Sunday, November 28, 2004
On Native Ground
I suggested in a previous blog that whites in their relationships with Indians were like those South American tribes who first killed their foes and then ate their hearts to acquire the warrior virtues those foes possessed.
In North America, the warrior virtues were only the first useful thing whites took from the Indians. Once the Indians had been decimated by war, disease, and alcohol, once they had been removed as impediments to the exploitation of the continent, it was then possible to transform them, at least in the national imagination, into “Native Americans.”
The renaming, the recasting, of the Indian as Native American was part of the process of cultural cannibalization by whites. As Native Americans, Indians possessed other virtues worth appropriating, besides being warriors. Indians were cruel, uncivilized killers, which is how they are described in the Declaration of Independence: Native Americans, by contrast, are in harmony with themselves, with the environment, and with the Great Spirit. In the most extreme transformation of the Indian into Native American, he is turned by the media into a redeeming spiritual figure. He walks these polluted hills.
In a famous ad sponsored by the American Ad Council, which first televised it more than thirty years ago, a Native American sheds tears over the pollution of the environment, by people, of course, not by corporations. That particular ad, incidentally, first appeared on Earth Day, 1971, but the “Native American,” who became famous as “the crying Indian,” was bogus: he was Espera DiCorti, a Hollywood actor who was born in Louisiana of Italian immigrant parents but made a career in Hollywood and TV by claiming to be an Indian from Oklahoma. He made an early film appearance as an Indian in the 1919 silent, “Back to God’s Country.”

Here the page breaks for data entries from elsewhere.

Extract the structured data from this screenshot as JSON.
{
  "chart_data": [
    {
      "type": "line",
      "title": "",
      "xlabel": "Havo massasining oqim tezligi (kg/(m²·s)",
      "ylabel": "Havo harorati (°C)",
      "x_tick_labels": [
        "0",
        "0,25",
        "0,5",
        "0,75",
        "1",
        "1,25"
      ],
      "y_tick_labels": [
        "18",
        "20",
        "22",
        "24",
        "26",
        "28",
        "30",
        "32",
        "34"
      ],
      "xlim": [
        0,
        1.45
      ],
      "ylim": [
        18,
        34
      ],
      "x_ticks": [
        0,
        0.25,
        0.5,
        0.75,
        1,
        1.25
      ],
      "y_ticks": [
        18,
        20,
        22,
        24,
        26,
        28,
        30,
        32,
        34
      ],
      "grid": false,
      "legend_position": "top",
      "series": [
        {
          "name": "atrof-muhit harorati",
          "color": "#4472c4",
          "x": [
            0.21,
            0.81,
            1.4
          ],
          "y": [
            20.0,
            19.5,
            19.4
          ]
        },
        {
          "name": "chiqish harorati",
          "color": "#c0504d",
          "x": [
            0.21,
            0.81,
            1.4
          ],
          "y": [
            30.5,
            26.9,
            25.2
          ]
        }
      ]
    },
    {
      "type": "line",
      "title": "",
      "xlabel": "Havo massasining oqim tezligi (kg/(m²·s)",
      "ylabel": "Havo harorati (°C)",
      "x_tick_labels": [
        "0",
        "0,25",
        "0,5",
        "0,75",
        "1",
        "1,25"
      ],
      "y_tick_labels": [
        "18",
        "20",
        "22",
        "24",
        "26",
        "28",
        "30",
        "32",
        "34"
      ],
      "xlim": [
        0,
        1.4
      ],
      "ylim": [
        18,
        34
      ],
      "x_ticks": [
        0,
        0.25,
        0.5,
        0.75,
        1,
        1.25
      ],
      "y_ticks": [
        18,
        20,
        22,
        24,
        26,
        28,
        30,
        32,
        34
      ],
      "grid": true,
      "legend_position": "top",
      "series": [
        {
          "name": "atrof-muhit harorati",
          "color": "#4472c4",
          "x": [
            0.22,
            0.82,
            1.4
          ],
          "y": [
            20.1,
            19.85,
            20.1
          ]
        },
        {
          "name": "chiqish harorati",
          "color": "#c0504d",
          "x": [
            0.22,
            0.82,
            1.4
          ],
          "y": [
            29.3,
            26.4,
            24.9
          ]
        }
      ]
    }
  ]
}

Indian captivity narratives were a favorite literary genre in the colonial period of American history, back when Native Americans were still Indians. Tales of white women held prisoner by savages were best sellers. The Indians of Lower Shawnee Town, located roughly where Portsmouth now is, held a white woman captive back in 1775. A stirring mural of that piece of local history would make tourists stop their cars, but it would be out of keeping with the politically correct, Portsmouth-Chamber-of-Commerce view of Portsmouth’s past that is depicted on the Floodwall. Better to commemorate Jim Thorpe playing the white man’s game than redskins menacing a white woman.
The natives of Lower Shawnee Town, in the mural above, are shown in peaceful pursuits, in the period prior to the arrival of the whites. Absent is any suggestion they valued freedom enough to die for it. Possibly because they were among the most nomadic of the native peoples, the Shawnee refused to be confined to one place, especially to a reservation. You would not guess from the Shawnee Floodwall mural that such people would produce such a defiant leader as Tecumseh, who said the following in 1810 to the Osage tribe of the Ohio River Valley: “Brothers: Who are the white people that we should fear them? They cannot run fast, and are good marks to shoot at; they are only men; our fathers have killed many of them; we are not squaws, and we will stain the earth red with their blood.” The Shawnee were among the most defiant of the native peoples, and they made their last stand in Ohio. That heroic resistance is no where commemorated on the Portsmouth Floodwall.
On land that they took in the vicinity of Lower Shawnee Town, the whites eventually built a university, which they named, along with a nearby state forest, Shawnee. What white Americans did on the North American continent they are now doing half way around the world. Through the military and the mass media, the most effective weapon of cultural transformation, we are imposing our political, cultural, and religious values on darker-skinned people, whether they like it or not. Who knows whether in a hundred years, in an another ironic convolution of history, after we have killed the Tecumsehs and subdued the rest, we might not idolize and name universities and forests after those who fought suicidally rather than submit to us.